Cerro Torre: la aguja de granito más difícil de la Patagonia

Con 3.128 metros, el Cerro Torre es más bajo que el Fitz Roy, pero su silueta es todavía más dramática: una aguja de granito casi vertical, coronada por un hongo de hielo que se forma por la condensación del viento del Pacífico. Se levanta sobre el Campo de Hielo Patagónico Sur, en el sector norte del Parque Nacional Los Glaciares, y forma un cordón con las agujas Egger, Standhardt y Bífida.

Cómo verlo

Laguna Torre

El sendero clásico. El trekking guiado a Laguna Torre sale caminando desde el pueblo, atraviesa bosque de lengas y un valle glaciar, y llega a una laguna donde suelen flotar témpanos desprendidos del Glaciar Grande, con el cordón del Torre de fondo.
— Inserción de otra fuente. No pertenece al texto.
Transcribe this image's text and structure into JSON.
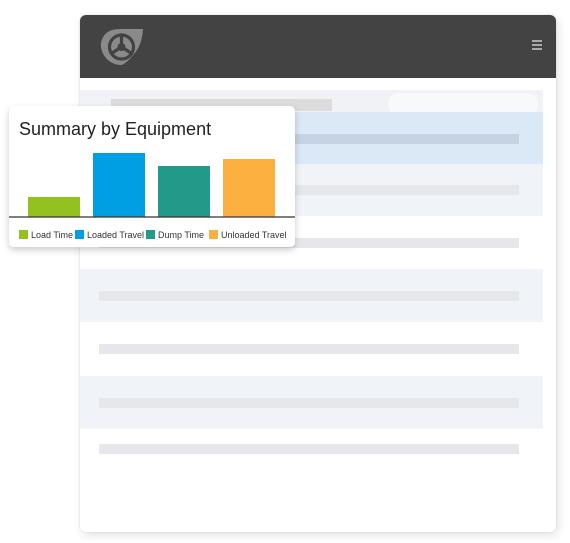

Son unos 23 km ida y vuelta, similar en distancia a Laguna de los Tres, pero sin el ascenso final pronunciado: por eso resulta bastante más accesible y es una buena opción para quienes quieren un trekking de jornada completa sin exigencia extrema.

Loma del Pliegue Tumbado

Si querés ver el Cerro Torre y el Fitz Roy en la misma vista, el ascenso a Loma del Pliegue Tumbado ofrece una panorámica de 360 grados sobre los dos macizos, los glaciares y la estepa.

Una historia de controversia

El Cerro Torre tiene una de las historias más discutidas del alpinismo. En 1959, Cesare Maestri afirmó haber alcanzado la cumbre junto a Toni Egger, quien murió en el descenso llevándose la cámara con las supuestas pruebas. La ausencia de evidencia y las inconsistencias del relato generaron un debate que se extendió durante décadas.

En 1970 Maestri volvió con un compresor a motor para instalar cientos de clavos en la roca, una decisión que la comunidad de escaladores consideró contraria a la ética del alpinismo. El compresor quedó colgado en la pared durante cuarenta años, y en 2012 dos escaladores retiraron buena parte de esos clavos, reabriendo la discusión.

La primera ascensión reconocida sin controversia se atribuye a la vía de 1974 del grupo italiano conocido como los Ragni di Lecco.

El hongo de hielo

La formación que corona la cumbre es una característica distintiva del Torre. Se genera por la acumulación de hielo que arrastra el viento cargado de humedad desde el Campo de Hielo, y cambia de forma y tamaño según la temporada. Esa capa inestable es una de las razones por las que la montaña es tan difícil de escalar: el hielo puede desprenderse sin aviso.

Cuándo ir

Como todo el macizo, el Cerro Torre pasa buena parte del tiempo entre nubes. Las mañanas despejadas ofrecen las mejores condiciones. La temporada de excursiones va de octubre a mediados de abril, y conviene tener varios días en el pueblo para aumentar las chances de verlo despejado.